I shall say this only once. I have some sympathy with David Cameron not recognising what was coming down the track. It’s not just about the referendum itself. I still believe that he was wrong to go for a referendum after the 2010 General Election in a representative democracy, but there is another powerful factor in play which has become clearer in the years since the 2016 vote.
Six years is a long time in terms of the role of social media in the political arena. The polarisation of positions/opinions/allegiances has deepened in the UK partly because of an oversimplified binary vote and partly because of the corrosion and distortion which comes with certain uses of social media in the political or quasi-political realm.
When I became an elected representative fairly late in life (after a lifetime as an activist), I had a fairly settled view of what politicians were for. I saw them as people’s representatives who had some ability at explaining complicated stuff in relatively simple terms so that people were better equipped to make some choices at elections.
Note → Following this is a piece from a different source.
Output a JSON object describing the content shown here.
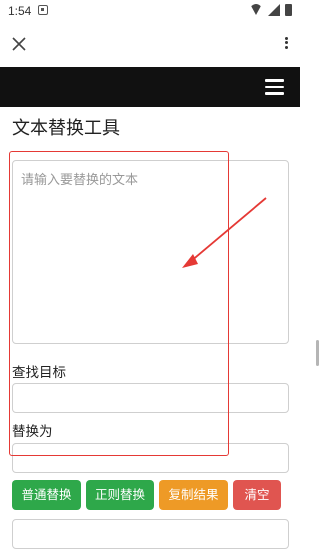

With this honourable understanding I can justify the shortest of Focus headlines and a press release which is well under half a page of A4.
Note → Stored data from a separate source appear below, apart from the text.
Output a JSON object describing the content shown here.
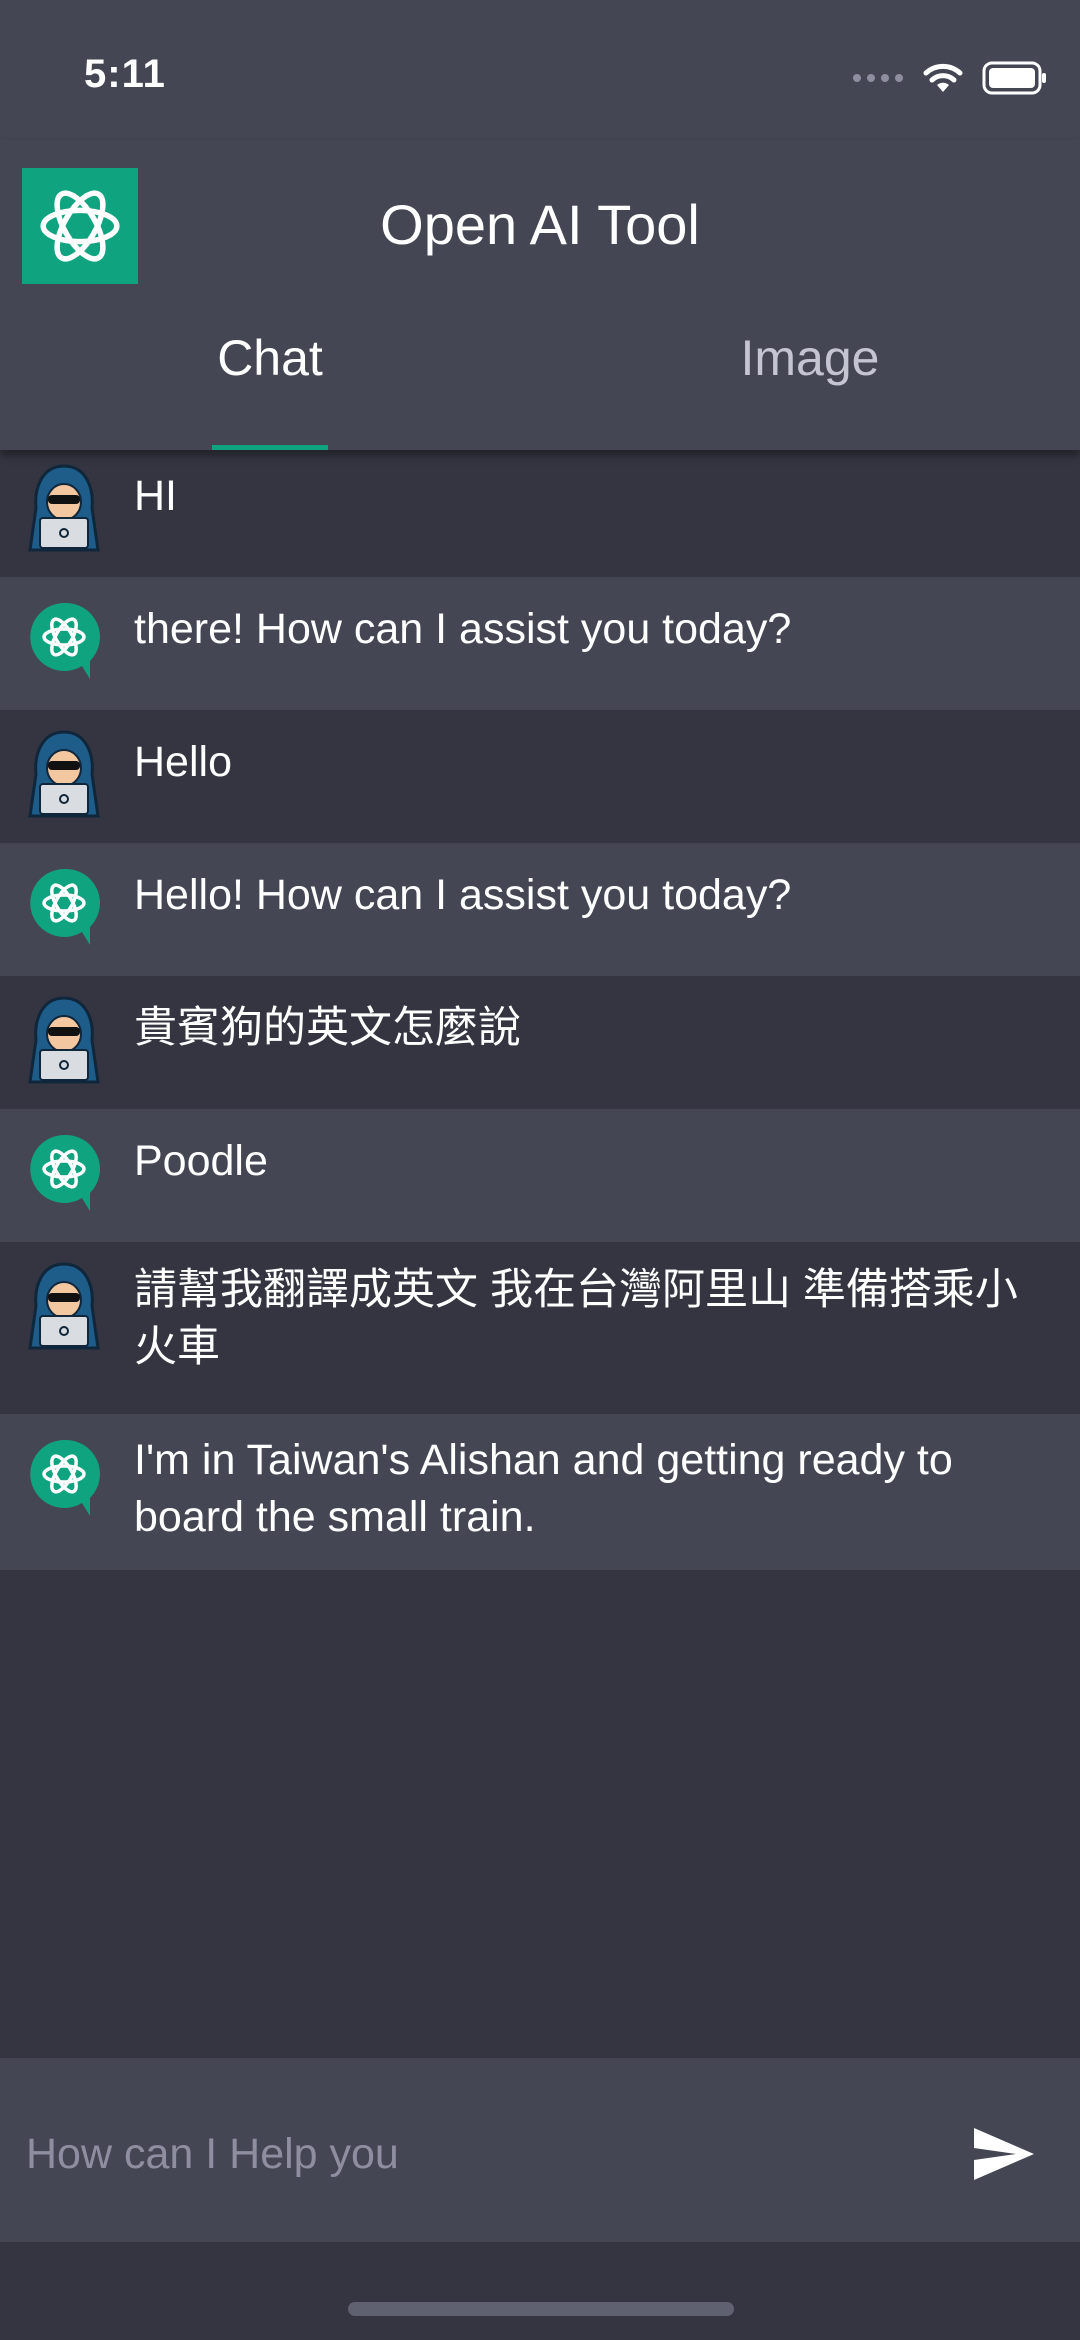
{
  "status_bar": {
    "time": "5:11"
  },
  "header": {
    "title": "Open AI Tool"
  },
  "tabs": [
    {
      "label": "Chat",
      "active": true
    },
    {
      "label": "Image",
      "active": false
    }
  ],
  "messages": [
    {
      "role": "user",
      "text": "HI"
    },
    {
      "role": "bot",
      "text": "there! How can I assist you today?"
    },
    {
      "role": "user",
      "text": "Hello"
    },
    {
      "role": "bot",
      "text": "Hello! How can I assist you today?"
    },
    {
      "role": "user",
      "text": "貴賓狗的英文怎麼說"
    },
    {
      "role": "bot",
      "text": "Poodle"
    },
    {
      "role": "user",
      "text": "請幫我翻譯成英文 我在台灣阿里山 準備搭乘小火車"
    },
    {
      "role": "bot",
      "text": "I'm in Taiwan's Alishan and getting ready to board the small train."
    }
  ],
  "input": {
    "placeholder": "How can I Help you",
    "value": ""
  },
  "colors": {
    "accent": "#10a37f",
    "background": "#343541",
    "panel": "#444654"
  }
}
I still buy into the basic model. I am a kind of professional simplifier but the last few years have alerted us to the dangers of not giving sufficient recognition to the complicated reasons as to why people hold opinions which we profoundly disagree with or which fly in the face of expert opinion. Sonia Sodha, a distinguished leader writer for the Observer, encapsulated her view in a non-leader article with the headline “Question Time showed that you can’t counter anti-vax myths with cold reason alone”.